I am trying out Scrivener, and I am interested in using it to write multimarkdown (so i can do all the formatting at the end, but still have some minimal styles in place). When I compile a sample document with the Markdown->RTF settings, and I have selected do Straighten Smart Quotes, convert elipses, convert em-dashes … the output file still has smart quotes and elipses inside (and this is true even after I have eliminated smart quotes in the Scrivner document itself).
Unfortunately, MS-Word 2008 does not read the smart characters correctly (perhaps there is something weird in the encoding settings of the RTF file that is created), and so I have been trying to figure out how to make sure they aren’t created in the first place.
Thank you for the attention.
I believe smart quotes and suchlike are added by the XSLT used to process the MMD file, so you would need to use a modified XSLT. However, I am no expert on MMD and could be way off - Ioa is the expert on this, so hopefully he’ll be able to set you straight. I do know that this is dealt by the MMD -> HTML -> RTF process, though, which is out of Scrivener’s hands, and that the MMD files will need playing with to alter this behaviour. As I say, Ioa will be able to explain it.
All the best,
That is essentially correct. Modern MMD doesn’t use XSLT by default, it uses a native converter written in C and is thus much, much faster than it used to be. Where Keith is correct is that this is in fact handled after everything Scrivener does is complete. MMD is designed to take straight quotes and automatically “smarten” them, so even if you specifically straighten them in Scrivener, you’ll still get smart quotes.
I’ve never actually tried to disable this before, so I don’t know how one would go about doing so in the new system. You might have better luck posting this query to MMD’s Github forum.

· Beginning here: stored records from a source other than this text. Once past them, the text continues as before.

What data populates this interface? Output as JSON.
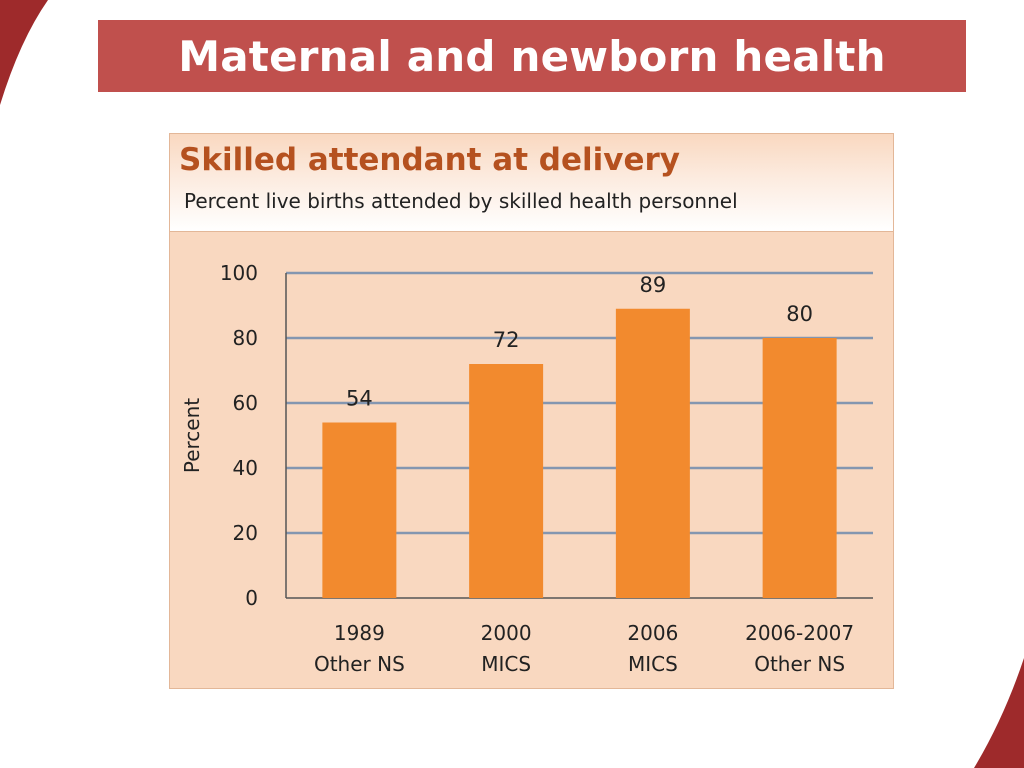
{
  "slide": {
    "title": "Maternal and newborn health",
    "accent_color": "#c0504d"
  },
  "chart_data": {
    "type": "bar",
    "title": "Skilled attendant at delivery",
    "subtitle": "Percent live births attended by skilled health personnel",
    "ylabel": "Percent",
    "xlabel": "",
    "categories": [
      [
        "1989",
        "Other NS"
      ],
      [
        "2000",
        "MICS"
      ],
      [
        "2006",
        "MICS"
      ],
      [
        "2006-2007",
        "Other NS"
      ]
    ],
    "values": [
      54,
      72,
      89,
      80
    ],
    "data_labels": [
      "54",
      "72",
      "89",
      "80"
    ],
    "ylim": [
      0,
      100
    ],
    "yticks": [
      0,
      20,
      40,
      60,
      80,
      100
    ],
    "grid": true,
    "legend": "none",
    "bar_color": "#f28a2e",
    "title_color": "#b5511f",
    "panel_color": "#f9d8c0",
    "grid_color": "#8496b0"
  }
}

As an aside, I would consider using “Flat XML” instead of RTF. This .fodt file can be opened in LibreOffice (as well as Nisus Writer Pro) and saved as RTF from there. The results will be much superior to the result you get going straight to RTF. It will be prepared with logical stylesheet assignments (heading 1, body, quotation, etc), and use proper semantics where appropriate for things like cross-referencing and footnotes. The RTF is just brute-force converted from HTML (which of course isn’t much of a word processor format itself), via the
[b]textutil[/b] UNIX utility installed on all Macs. The quality level leaves much to be desired, however it is fast, and doesn’t involve LibreOffice, so it is useful for proofing. For any serious word processor migration though, it pays to go with a robust word processor output. That may solve the quote problem for you, by treating the quotes properly in the first place. I don’t have Word 2008 for the Mac to test this theory however (I did test using Office 2010 for the PC, but both the straight RTF and FODT->RTF converted files worked fine).